Informationskampagne über Adoption/Pflege als Alternative zum Schwangerschaftsabbruch

Ungewollt schwangere Personen sind keine Brutkästen. Adoption als veritable Alternative zum Schwangerschaftsabbruch darzustellen ist an Zynismus kaum zu überbieten. Dabei wird völlig außer Acht gelassen, dass sich die betroffene Person all den physischen und psychischen Beschwerden einer Schwangerschaft stellen muss, inklusive der Geburt, die immer noch eine möglicherweise tödliche Gefahr für jede schwangere Person darstellt. Eine freie Entscheidung für die Adoption ist mit allen Mitteln zu unterstützen. Keinesfalls darf diese Entscheidung der schwangeren Person aber von außen durch Schuldzuweisung und Propagandakampagnen aufgezwungen werden. Anstatt einer Werbeoffensive für die Möglichkeit der Adoption, plädieren wir für eine Werbeoffensive für Verhütungsmittel und deren Übernahme durch die Krankenkasse. Verhütungsmittel sind nach wie vor der sicherste Weg, eine ungewollte Schwangerschaft zu verhindern.

Abschaffung der eugenischen [sic!] Indikation

Ein Schwangerschaftsabbruch aufgrund von MEDIZINISCHER Indikation ist für keine schwangere Person eine leichte Entscheidung und darf keinesfalls erschwert werden. Schwangerschaftsabbrüche nach der 12. Woche sind in Österreich erlaubt, wenn das Leben der Schwangeren gefährdet ist, bei dem Kind eine schwere Behinderung festgestellt wurde oder die betroffene Person noch vor ihrem 14. Lebensjahr schwanger wurde. All dies sind wichtige und gute Gründe, eine Schwangerschaft abzubrechen, wenn das der Wunsch der schwangeren Person ist. Die schwere Behinderung des Fötus wird von der hier vorliegenden Bürgerinitiative fälschlicherweise als eugenische Maßnahme bezeichnet.

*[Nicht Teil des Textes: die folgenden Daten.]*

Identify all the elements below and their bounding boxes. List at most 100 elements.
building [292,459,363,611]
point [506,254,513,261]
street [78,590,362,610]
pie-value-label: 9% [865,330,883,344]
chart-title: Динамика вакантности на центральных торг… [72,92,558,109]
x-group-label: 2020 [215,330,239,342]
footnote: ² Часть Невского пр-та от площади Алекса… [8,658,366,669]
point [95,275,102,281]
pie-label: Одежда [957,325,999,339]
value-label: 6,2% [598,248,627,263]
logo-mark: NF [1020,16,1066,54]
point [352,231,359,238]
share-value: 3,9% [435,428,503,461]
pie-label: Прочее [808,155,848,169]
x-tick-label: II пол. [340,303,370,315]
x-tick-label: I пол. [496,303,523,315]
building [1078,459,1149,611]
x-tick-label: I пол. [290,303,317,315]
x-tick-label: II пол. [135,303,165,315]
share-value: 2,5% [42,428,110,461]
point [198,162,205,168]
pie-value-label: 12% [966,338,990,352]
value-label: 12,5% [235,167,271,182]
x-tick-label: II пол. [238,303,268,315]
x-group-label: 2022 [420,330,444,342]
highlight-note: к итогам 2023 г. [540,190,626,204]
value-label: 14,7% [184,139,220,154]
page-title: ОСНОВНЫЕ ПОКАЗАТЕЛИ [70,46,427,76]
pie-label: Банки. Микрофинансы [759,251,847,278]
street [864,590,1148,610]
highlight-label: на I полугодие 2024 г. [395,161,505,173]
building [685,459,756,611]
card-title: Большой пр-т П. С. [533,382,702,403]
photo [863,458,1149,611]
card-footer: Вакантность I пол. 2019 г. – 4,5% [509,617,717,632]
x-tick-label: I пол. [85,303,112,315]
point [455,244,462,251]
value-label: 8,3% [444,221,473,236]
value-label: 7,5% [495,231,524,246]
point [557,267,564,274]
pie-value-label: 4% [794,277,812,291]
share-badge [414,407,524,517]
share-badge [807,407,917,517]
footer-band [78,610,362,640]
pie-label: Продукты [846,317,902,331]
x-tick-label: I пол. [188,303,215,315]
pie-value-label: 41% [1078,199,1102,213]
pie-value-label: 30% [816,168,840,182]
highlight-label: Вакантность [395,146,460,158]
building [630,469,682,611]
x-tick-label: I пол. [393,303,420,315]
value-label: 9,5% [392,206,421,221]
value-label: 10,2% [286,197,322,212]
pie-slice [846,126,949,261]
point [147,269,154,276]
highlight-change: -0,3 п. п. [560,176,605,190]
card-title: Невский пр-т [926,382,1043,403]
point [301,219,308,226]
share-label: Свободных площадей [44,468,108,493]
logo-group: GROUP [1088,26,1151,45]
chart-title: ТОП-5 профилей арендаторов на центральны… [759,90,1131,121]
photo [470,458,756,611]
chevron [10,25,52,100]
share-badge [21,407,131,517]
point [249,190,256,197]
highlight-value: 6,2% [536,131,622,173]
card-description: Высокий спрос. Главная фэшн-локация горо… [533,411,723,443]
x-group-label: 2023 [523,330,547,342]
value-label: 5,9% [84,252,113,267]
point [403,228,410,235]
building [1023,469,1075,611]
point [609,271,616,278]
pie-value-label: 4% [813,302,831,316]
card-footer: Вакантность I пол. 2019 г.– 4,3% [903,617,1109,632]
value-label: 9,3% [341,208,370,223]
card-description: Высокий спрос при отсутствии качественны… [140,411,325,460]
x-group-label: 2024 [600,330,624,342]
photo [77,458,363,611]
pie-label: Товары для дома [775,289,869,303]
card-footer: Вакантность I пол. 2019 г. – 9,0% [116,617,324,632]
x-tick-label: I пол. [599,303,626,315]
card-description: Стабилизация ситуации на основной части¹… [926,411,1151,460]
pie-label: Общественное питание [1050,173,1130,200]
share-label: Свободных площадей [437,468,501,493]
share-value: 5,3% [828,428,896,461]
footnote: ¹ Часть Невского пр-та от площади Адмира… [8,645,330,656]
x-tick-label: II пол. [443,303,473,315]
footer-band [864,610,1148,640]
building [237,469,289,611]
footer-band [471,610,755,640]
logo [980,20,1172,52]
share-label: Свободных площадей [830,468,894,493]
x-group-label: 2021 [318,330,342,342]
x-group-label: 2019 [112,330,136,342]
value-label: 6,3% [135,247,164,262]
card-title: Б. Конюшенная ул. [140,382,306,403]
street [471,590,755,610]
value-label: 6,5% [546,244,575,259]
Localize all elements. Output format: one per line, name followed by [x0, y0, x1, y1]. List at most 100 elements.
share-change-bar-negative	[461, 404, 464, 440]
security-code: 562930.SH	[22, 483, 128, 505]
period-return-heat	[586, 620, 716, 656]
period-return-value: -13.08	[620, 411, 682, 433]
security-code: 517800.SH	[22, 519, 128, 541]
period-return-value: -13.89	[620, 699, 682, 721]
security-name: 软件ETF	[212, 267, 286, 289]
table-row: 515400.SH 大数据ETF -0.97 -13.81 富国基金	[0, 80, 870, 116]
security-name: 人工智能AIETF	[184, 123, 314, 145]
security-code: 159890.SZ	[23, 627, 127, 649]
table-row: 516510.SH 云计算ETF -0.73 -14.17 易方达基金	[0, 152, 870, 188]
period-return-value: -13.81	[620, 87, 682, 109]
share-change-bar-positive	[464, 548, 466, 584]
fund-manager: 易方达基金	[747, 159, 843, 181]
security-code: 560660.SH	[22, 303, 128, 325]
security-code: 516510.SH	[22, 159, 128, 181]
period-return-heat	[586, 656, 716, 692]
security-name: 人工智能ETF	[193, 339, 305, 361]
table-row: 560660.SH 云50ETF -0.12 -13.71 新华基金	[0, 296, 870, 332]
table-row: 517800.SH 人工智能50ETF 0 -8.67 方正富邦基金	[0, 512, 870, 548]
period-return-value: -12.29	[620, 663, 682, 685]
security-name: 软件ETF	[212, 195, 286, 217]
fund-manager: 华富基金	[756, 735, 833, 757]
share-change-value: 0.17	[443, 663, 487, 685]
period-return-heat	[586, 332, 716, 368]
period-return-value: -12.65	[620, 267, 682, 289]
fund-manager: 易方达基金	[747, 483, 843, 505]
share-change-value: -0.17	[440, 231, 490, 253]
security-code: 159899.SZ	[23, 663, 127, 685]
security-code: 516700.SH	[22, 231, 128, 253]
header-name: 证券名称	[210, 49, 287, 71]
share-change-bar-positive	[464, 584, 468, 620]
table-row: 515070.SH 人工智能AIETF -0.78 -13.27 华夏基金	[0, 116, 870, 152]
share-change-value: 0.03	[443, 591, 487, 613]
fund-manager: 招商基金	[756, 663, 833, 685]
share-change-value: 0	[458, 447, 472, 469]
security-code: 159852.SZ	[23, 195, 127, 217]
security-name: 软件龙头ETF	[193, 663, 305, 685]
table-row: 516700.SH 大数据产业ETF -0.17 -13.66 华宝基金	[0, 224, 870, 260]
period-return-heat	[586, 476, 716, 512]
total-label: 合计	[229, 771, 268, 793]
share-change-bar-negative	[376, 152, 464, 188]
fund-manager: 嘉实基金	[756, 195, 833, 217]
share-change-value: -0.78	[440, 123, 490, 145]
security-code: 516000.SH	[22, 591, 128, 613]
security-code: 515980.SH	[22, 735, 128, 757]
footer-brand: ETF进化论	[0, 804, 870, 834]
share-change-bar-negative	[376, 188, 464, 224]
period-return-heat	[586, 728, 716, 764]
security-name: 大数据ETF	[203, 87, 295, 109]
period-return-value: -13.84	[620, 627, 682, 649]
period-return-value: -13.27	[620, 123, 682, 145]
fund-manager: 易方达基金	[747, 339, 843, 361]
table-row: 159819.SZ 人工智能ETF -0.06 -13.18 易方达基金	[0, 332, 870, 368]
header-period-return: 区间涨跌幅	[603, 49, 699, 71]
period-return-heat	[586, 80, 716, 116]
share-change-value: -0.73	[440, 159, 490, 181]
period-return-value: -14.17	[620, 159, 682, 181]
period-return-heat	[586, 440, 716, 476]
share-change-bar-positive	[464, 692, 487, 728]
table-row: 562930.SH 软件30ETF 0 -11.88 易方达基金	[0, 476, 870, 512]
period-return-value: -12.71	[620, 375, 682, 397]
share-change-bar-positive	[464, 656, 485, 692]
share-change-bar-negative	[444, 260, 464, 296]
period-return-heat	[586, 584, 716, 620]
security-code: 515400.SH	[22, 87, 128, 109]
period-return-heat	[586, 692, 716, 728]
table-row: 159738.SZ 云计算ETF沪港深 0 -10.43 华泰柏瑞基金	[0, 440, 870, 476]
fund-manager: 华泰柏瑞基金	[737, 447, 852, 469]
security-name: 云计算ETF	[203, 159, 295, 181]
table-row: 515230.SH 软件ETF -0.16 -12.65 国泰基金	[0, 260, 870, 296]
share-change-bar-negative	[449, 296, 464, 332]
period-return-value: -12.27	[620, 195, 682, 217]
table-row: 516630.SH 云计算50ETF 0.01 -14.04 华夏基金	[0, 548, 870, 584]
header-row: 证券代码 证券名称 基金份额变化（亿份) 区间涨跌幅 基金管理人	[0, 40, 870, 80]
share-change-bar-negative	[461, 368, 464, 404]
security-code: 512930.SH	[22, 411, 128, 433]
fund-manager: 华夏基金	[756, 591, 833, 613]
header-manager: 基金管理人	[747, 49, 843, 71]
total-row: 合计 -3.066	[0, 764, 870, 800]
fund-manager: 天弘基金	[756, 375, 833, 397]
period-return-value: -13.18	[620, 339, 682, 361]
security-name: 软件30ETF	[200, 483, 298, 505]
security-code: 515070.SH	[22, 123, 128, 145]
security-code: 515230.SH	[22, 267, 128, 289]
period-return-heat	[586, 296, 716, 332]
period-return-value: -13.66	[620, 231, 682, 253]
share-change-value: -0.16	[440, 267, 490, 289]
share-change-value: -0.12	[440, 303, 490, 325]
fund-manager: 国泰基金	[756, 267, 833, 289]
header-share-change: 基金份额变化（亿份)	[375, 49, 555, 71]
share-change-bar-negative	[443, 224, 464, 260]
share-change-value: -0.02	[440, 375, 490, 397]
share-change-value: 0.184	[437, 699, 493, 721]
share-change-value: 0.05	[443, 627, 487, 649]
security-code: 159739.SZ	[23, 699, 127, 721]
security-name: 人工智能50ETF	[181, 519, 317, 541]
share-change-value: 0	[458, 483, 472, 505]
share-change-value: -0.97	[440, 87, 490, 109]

Viele Behinderungen, die den Tod des Fötus noch im Mutterleib, während der Geburt oder kurz danach bedeuten würden, können erst durch ein Organscreening frühestens in der 20. Schwangerschaftswoche und damit weit nach den 3 Toleranzmonaten durchgeführt werden. Kein Mensch sollte gezwungen werden, ein totes oder nicht lebensfähiges Kind auszutragen und zu gebären. Hier geht es nicht um Eugenik, sondern um die Abwendung von physischem und psychischem Schaden von einer Person in einer traumatischen Lage.

Abschließend möchten wir noch einmal auf das Recht einer jeden Schwangeren über körperliche Selbstbestimmung hinweisen. Der Abbruch von ungewollten Schwangerschaften ist ein Grundrecht, das keinesfalls eingeschränkt werden darf und kann. Ungewollt Schwangere werden immer eine Möglichkeit finden, ihr Selbstbestimmungsrecht auszuüben. Die Frage ist lediglich, ob sie das in einer sicheren und sterilen Umgebung tun oder auf dem Hinterhof. Wir weichen deshalb „Keinen Millimeter“ und unterstützen die aktuelle Kampagne dazu.